Howard Gibbins, a local hot dog vendor, had been complaining to the Council for years prior to the pilot program. With his American flag do-rag and folksy cadence, Gibbins would frequently saunter to the lectern in the Council chambers to give the Council an earful.

He was like a dog with a bone. Capt. Richard Fitting, who oversees special operations like the pilot program at Levi’s Stadium, said Gibbins was “instrumental” in drawing attention to the issue.

Gibbins said he didn’t complain about the illegal vendors out of some sense of territorialism. He just wants everyone to play by the same rules.

“I have no problem with competition. I encourage people to go out and work for themselves. I urge that, but I don’t encourage people to break the law,” Gibbins said.

“I love to see people do business and make it. There are plenty of crumbs falling off that stadium. I can’t grab up every crumb … You don’t have to break the rules. There is opportunity for you to do it legally, do it right.”

Further, he said, food vendors already have a bad reputation. Some of the chicanery many illegal vendors engage in — things like urinating in nearby bushes or smoking right before handling food — only contributes to an already present stigma, Gibbins said.

As someone with certification in food safety for 21 years, Gibbins said seeing such behavior really irks him.

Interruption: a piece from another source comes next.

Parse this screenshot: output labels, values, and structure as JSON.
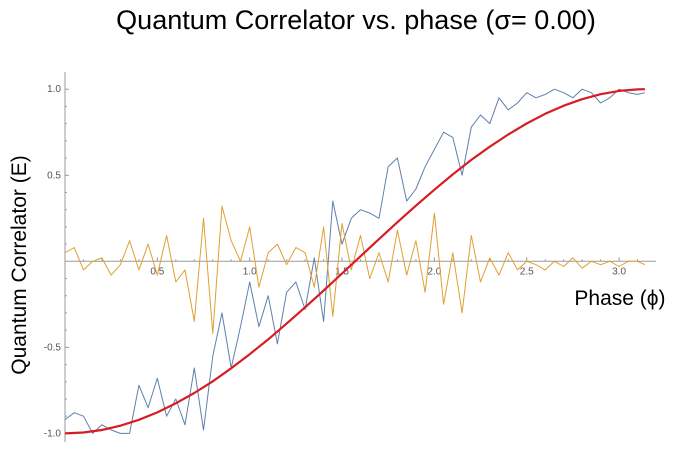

“These guys, they just take food and throw it in the back of a van,” he said. “Some people care more about that ten dollar bill in their pocket than putting someone in the hospital.”

Striking A Balance

Approved by the Council in July last year, the pilot program ran from August through January. It focused its efforts on the satellite lots surrounding Levi’s Stadium. To get as much compliance as possible, the City began waiving fees associated with food vending, issuing free permits.

But Fitting said just increased police presence in the pilot program’s area has had a big impact. He agreed that the situation was similar to traffic enforcement.

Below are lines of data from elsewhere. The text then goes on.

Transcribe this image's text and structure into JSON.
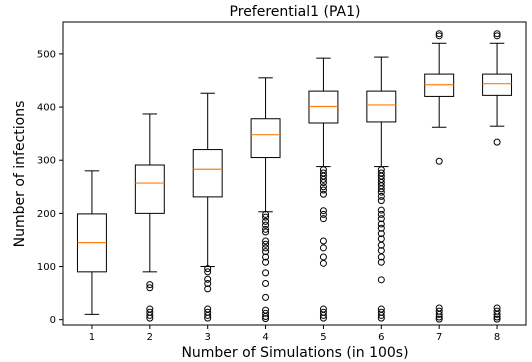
{
  "chart_data": {
    "type": "box",
    "title": "Preferential1 (PA1)",
    "xlabel": "Number of Simulations (in 100s)",
    "ylabel": "Number of infections",
    "ylim": [
      -10,
      560
    ],
    "yticks": [
      0,
      100,
      200,
      300,
      400,
      500
    ],
    "grid": false,
    "colors": {
      "box": "#000000",
      "median": "#ff7f0e",
      "flier": "#000000"
    },
    "boxes": [
      {
        "label": "1",
        "whislo": 10,
        "q1": 90,
        "med": 145,
        "q3": 199,
        "whishi": 280,
        "fliers": []
      },
      {
        "label": "2",
        "whislo": 90,
        "q1": 200,
        "med": 257,
        "q3": 291,
        "whishi": 387,
        "fliers": [
          66,
          60,
          20,
          14,
          8,
          3
        ]
      },
      {
        "label": "3",
        "whislo": 100,
        "q1": 231,
        "med": 283,
        "q3": 320,
        "whishi": 426,
        "fliers": [
          96,
          90,
          76,
          68,
          58,
          20,
          14,
          8,
          3
        ]
      },
      {
        "label": "4",
        "whislo": 203,
        "q1": 305,
        "med": 348,
        "q3": 378,
        "whishi": 455,
        "fliers": [
          198,
          193,
          185,
          178,
          170,
          165,
          148,
          142,
          135,
          128,
          118,
          108,
          88,
          68,
          42,
          18,
          12,
          6,
          2
        ]
      },
      {
        "label": "5",
        "whislo": 288,
        "q1": 370,
        "med": 401,
        "q3": 430,
        "whishi": 492,
        "fliers": [
          282,
          276,
          270,
          264,
          258,
          250,
          244,
          236,
          205,
          198,
          190,
          148,
          135,
          118,
          106,
          20,
          14,
          8,
          3
        ]
      },
      {
        "label": "6",
        "whislo": 288,
        "q1": 372,
        "med": 404,
        "q3": 430,
        "whishi": 494,
        "fliers": [
          282,
          276,
          270,
          264,
          258,
          252,
          246,
          240,
          232,
          224,
          206,
          198,
          190,
          180,
          172,
          162,
          152,
          140,
          130,
          118,
          108,
          75,
          20,
          14,
          8,
          3
        ]
      },
      {
        "label": "7",
        "whislo": 362,
        "q1": 420,
        "med": 442,
        "q3": 462,
        "whishi": 520,
        "fliers": [
          538,
          534,
          298,
          22,
          16,
          10,
          5,
          1
        ]
      },
      {
        "label": "8",
        "whislo": 364,
        "q1": 422,
        "med": 444,
        "q3": 462,
        "whishi": 520,
        "fliers": [
          538,
          534,
          334,
          22,
          16,
          10,
          5,
          1
        ]
      }
    ]
  }
}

“You just drove by and saw an officer giving a ticket, but what if you drove by and saw multiple officers giving a ticket?” Fitting said.

Although, as the NFL season waned, compliance dropped off. Fitting said a consistent police presence has the program trending in the right direction.

Cops can issue a ticket for $100 for the first violation of the City’s food vending ordinance.

Fitting said the police department’s partnerships — with organizations ranging from the Santa Clara County Health Department to the state Department of Alcoholic Beverage Control — have been key to the program’s success.

“Our priority is public safety. That is at the core of this pilot program … we certainly want to strike a balance between that and prioritizing entrepreneurship,” Fitting said.

In addition to expanding the footprint of the program, the Council extended it for another year in March.